2 Chester County officials fired after meeting recording altered

Shane Stuart
Shane Stuart

The clerk of the Chester County Council and the county’s information technology consultant were fired Tuesday and are the target of a criminal investigation after authorities say they conspired to destroy an audio recording of a council meeting.

Both denied any intent to commit a crime.

County Supervisor Shane Stuart called deputies Tuesday morning, according to a sheriff’s report, and confirmed later in the day that he had fired Clerk Carolyn Clayton and Eddie Buchanan.

“I took action and terminated them,” said Stuart, who was sworn in last month as the county’s top administrator. Stuart supervises county employees and is chairman of the County Council.

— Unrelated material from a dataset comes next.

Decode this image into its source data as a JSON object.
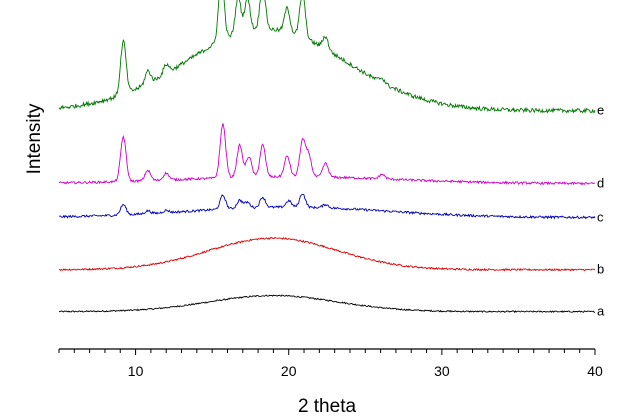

Stuart told deputies that Clayton kept the audio recording device she uses to record County Council meetings running when the council went into executive session near the end of the April 20 meeting.

“During that time,” the sheriff’s report states, “clerk to court began making some defamatory comments.”

Stuart told deputies that “after realizing that (Clayton) was still recording, she did work and conspire with Eddie Buchanan to alter and destroy public documents,” the recording of the meeting.

Another employee discovered the alteration the next morning, according to the report, and notified Stuart. After a week-long internal investigation, Stuart fired Clayton and Buchanan.

Unlawful removal, defacing or destruction of public records is a misdemeanor under state law, carrying up to 30 days in jail and a fine of up to $5,000 upon conviction.

‘Hate for anybody to hear this’

Clayton, 67, told The Herald that she disputes that she defaced anything or made defamatory comments. She said she was wrongly terminated after making comments during the executive session about whether some county positions had been filled without having been placed for public bids.

“I never destroyed anything,” said Clayton, calling herself “a loyal employee” who had been clerk to council and an administrative assistant for 13 years.

Clayton said she “inadvertently left the tape running” when the County Council went into executive session April 20, and later during a conversation with another employee at her desk, when she made comments about how she believed that the county physician and county attorney positions should be subject to public bids.

“As far as I can remember,” she said, “it is all I said.”

The next day, Clayton said, she asked Buchanan, who makes copies of the recorded meetings on DVDs, to delete the conversation from the minutes because she would “hate for anybody to hear this.”

Clayton said she is looking into her legal options.

“I do dispute that I defaced anything,” Clayton said. “I have the right to freedom of speech. I was exercising my right.”

‘Did what I was asked to do’

Buchanan, 46, told The Herald he did edit the recording, but that he didn’t know it was a crime. He said he would not have changed the recording if he had known that doing so was illegal.

When Clayton asked him to edit the recording, Buchanan said, she told him executive session proceedings that were not supposed to be part of the public record were mistakenly recorded.

Buchanan said he edited and modified the tape, but did not alter the original that both he and Clayton said remains intact.

“If you call that destruction of property, then I did it,” Buchanan said. “But I didn’t destroy anything. I modified and edited it. I did what I was asked to do.

“I didn’t think I was committing an offense. If I had known, I would not have done it.”

Buchanan said he is an information technology consultant, who was on contract with the county for the past six months and not technically a county employee.

State public records law requires government bodies to keep minutes, recorded or written, as a record of who was there, what of substance was discussed, and to have a record of any votes that are taken, said Bill Rogers, executive director of the S.C. Press Association. The law ensures the public’s right to know what elected officials do in public meetings and keep an accurate record of what happened, he said.

Rogers said he has never heard of an allegation of an intentional destruction, or even an attempt to destroy, public meeting minutes.

County Council vice chairman Joe Branham and council members Brad Jordan and Alex Oliphant declined to comment on the firings. Efforts to reach council members Mary Guy, John Holcombe and Archie Lucas were unsuccessful Tuesday.